Aufregung um katholisches EU-Magazin ‚EuropeInfos‘


comecePolnische und ungarische Bischofskonferenzen haben ComECE-Magazin aufgefordert, kritische Artikel zurückzuziehen – Chefredakteur: „Wenn Artikel zurückgezogen werden müssen, dann wird Dialog abgewürgt – und das halte ich für problematisch.“

kath.net

Aufregung gibt es um „EuropeInfos“, das in Brüssel erscheinende monatliche Online-Magazin der Kommission der katholischen EU-Bischofskonferenzen (ComECE). Auf Druck der beiden nationalen Bischofskonferenzen mussten die Verantwortlichen zuletzt zwei Artikel zur Lage in Polen und in Ungarn wieder von der Website nehmen. Im ersten wurde die Warschauer Regierungspartei „Recht und Gerechtigkeit“ (PiS) kritisiert, im zweiten setzte sich der Wiener Philosoph und Theologe Hans Schelkshorn kritisch mit der Ideologie der Regierung von Viktor Orban auseinander. Die Dekanin der Katholisch-Theologischen Fakultät in Wien, Sigrid Müller, spricht im Zusammenhang mit der Löschung des Schelkshorn-Textes nun von Zensur.

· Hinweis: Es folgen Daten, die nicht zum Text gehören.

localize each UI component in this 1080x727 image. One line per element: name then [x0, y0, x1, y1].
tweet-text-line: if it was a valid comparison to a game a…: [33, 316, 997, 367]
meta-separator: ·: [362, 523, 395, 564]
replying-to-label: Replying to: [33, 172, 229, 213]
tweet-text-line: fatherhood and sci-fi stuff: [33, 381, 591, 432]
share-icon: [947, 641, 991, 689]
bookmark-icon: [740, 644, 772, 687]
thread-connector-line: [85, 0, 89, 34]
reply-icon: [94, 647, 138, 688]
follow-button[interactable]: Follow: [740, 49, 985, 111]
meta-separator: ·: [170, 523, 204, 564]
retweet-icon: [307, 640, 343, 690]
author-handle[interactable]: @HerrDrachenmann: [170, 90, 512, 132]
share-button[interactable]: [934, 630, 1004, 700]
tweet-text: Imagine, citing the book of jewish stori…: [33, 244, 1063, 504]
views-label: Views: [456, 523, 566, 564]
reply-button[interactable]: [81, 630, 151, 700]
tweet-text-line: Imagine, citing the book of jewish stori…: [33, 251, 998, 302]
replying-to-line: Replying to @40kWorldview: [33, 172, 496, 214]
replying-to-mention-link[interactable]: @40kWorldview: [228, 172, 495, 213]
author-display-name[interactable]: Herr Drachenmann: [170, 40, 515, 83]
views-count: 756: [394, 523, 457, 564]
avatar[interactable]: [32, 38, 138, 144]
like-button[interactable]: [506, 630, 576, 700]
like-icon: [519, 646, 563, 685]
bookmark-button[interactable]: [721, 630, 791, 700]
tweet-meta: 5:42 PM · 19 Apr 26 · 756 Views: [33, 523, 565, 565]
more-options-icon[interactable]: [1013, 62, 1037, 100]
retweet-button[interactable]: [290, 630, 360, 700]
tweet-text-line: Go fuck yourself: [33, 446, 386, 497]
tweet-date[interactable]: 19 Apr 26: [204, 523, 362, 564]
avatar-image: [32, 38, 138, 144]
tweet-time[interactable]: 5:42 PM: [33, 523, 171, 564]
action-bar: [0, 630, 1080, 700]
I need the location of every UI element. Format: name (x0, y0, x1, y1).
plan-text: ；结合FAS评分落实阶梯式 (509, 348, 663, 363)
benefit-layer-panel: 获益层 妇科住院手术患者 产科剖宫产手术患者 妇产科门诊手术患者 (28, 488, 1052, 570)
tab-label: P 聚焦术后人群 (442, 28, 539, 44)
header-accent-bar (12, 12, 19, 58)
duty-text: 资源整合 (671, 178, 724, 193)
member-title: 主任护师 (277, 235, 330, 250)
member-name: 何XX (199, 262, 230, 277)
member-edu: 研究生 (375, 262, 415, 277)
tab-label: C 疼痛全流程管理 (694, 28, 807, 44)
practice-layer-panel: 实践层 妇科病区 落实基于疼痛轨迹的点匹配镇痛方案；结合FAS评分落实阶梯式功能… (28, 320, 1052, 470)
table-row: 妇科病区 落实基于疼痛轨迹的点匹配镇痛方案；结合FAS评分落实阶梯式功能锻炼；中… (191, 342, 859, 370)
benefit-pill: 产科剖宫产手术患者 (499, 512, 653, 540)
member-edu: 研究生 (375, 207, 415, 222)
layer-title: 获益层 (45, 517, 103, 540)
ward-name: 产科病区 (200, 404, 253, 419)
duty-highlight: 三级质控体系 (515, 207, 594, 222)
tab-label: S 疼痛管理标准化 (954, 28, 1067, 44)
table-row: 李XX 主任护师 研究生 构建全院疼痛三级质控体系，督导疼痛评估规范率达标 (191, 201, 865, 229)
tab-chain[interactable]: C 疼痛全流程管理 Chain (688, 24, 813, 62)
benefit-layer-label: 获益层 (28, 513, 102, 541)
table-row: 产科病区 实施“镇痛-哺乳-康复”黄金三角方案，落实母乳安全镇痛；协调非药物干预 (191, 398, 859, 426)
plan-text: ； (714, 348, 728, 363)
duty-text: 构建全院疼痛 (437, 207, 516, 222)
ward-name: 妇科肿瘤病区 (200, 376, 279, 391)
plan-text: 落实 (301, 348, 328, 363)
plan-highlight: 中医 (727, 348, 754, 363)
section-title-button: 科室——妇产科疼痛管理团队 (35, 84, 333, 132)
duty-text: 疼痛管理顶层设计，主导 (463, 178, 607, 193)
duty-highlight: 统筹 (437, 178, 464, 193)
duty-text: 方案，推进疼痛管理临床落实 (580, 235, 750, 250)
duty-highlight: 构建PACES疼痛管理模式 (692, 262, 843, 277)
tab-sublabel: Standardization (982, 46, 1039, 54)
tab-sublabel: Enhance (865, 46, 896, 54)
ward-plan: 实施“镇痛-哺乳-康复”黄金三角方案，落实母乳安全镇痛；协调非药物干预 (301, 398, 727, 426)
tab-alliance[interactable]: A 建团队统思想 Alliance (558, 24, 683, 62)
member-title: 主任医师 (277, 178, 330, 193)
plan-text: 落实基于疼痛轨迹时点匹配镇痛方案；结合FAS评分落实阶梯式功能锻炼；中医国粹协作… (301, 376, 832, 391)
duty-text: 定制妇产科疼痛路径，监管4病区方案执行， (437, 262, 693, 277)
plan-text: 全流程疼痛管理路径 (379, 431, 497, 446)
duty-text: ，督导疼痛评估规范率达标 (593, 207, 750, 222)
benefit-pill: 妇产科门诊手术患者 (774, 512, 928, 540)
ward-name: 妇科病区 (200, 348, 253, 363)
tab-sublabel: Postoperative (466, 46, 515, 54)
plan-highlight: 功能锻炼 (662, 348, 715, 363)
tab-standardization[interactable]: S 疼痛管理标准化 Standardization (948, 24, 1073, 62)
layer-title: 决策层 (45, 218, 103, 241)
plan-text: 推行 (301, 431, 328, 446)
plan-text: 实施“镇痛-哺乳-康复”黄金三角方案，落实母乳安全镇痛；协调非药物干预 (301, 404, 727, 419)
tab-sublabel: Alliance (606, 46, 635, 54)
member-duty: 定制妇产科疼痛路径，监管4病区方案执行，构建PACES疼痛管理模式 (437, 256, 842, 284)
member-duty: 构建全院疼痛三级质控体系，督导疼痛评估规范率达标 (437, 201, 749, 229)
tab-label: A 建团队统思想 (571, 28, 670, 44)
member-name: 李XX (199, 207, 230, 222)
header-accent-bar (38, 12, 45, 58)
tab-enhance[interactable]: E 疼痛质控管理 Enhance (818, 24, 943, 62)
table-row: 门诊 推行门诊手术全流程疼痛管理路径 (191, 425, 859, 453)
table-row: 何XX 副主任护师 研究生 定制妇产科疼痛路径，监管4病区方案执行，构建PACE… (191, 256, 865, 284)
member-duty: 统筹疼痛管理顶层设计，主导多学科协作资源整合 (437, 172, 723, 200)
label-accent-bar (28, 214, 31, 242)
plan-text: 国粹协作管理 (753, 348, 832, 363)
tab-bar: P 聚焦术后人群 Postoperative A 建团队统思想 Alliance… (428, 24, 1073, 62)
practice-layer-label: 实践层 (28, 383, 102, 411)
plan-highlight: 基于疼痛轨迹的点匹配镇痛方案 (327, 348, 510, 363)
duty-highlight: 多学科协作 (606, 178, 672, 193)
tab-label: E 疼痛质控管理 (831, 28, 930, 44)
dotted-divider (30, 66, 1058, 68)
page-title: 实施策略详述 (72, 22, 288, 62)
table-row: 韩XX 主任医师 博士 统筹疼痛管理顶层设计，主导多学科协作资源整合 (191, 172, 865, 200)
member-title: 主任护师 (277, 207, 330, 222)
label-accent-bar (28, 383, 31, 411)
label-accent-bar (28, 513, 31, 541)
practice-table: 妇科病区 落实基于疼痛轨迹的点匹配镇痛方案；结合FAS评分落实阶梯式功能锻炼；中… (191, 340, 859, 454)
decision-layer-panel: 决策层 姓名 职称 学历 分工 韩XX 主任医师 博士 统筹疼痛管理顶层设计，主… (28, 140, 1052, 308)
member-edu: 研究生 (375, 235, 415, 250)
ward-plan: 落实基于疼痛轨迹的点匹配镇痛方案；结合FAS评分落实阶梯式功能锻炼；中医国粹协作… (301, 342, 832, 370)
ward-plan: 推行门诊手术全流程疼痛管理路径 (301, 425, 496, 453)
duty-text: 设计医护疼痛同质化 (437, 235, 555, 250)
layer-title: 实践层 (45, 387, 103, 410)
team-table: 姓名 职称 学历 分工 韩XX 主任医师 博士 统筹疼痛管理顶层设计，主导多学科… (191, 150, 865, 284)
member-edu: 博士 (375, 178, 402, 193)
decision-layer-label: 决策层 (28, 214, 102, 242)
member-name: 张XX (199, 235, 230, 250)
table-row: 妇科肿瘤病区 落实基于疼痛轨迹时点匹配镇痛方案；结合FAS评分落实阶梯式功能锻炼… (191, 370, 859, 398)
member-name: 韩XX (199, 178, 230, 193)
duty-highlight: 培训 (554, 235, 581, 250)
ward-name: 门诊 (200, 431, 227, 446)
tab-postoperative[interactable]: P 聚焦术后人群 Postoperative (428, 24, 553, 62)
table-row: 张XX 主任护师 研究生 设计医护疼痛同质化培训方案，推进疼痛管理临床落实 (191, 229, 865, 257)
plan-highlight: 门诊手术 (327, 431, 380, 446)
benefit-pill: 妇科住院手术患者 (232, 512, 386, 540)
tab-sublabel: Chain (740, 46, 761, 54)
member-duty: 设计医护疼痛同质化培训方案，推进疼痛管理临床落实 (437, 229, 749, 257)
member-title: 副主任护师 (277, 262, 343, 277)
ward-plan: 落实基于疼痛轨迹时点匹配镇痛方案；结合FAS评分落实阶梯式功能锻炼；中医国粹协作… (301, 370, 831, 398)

Die Causa ist bisher einzigartig in der Geschichte des katholischen EU-Magazins, das vom ComECE-Sekretariat und dem „Europäischen Sozialzentrum der Jesuiten (JESC)“ herausgegeben wird und EU-Themen aus christlicher Perspektive beleuchtet. Mit der Februar-Ausgabe startete „EuropeInfos“ eine Serie zu osteuropäischen Ländern. „Ziel der Serie war es, durch Artikel mit pointierten Meinungen einen Dialog anzustoßen“, erklärte P. Martin Maier SJ, einer der beiden Chefredakteure, in einem Interview der deutschen Katholischen Nachrichten-Agentur KNA. Die ersten beiden Artikel in der Reihe behandelten aktuelle Entwicklungen in Polen und Ungarn.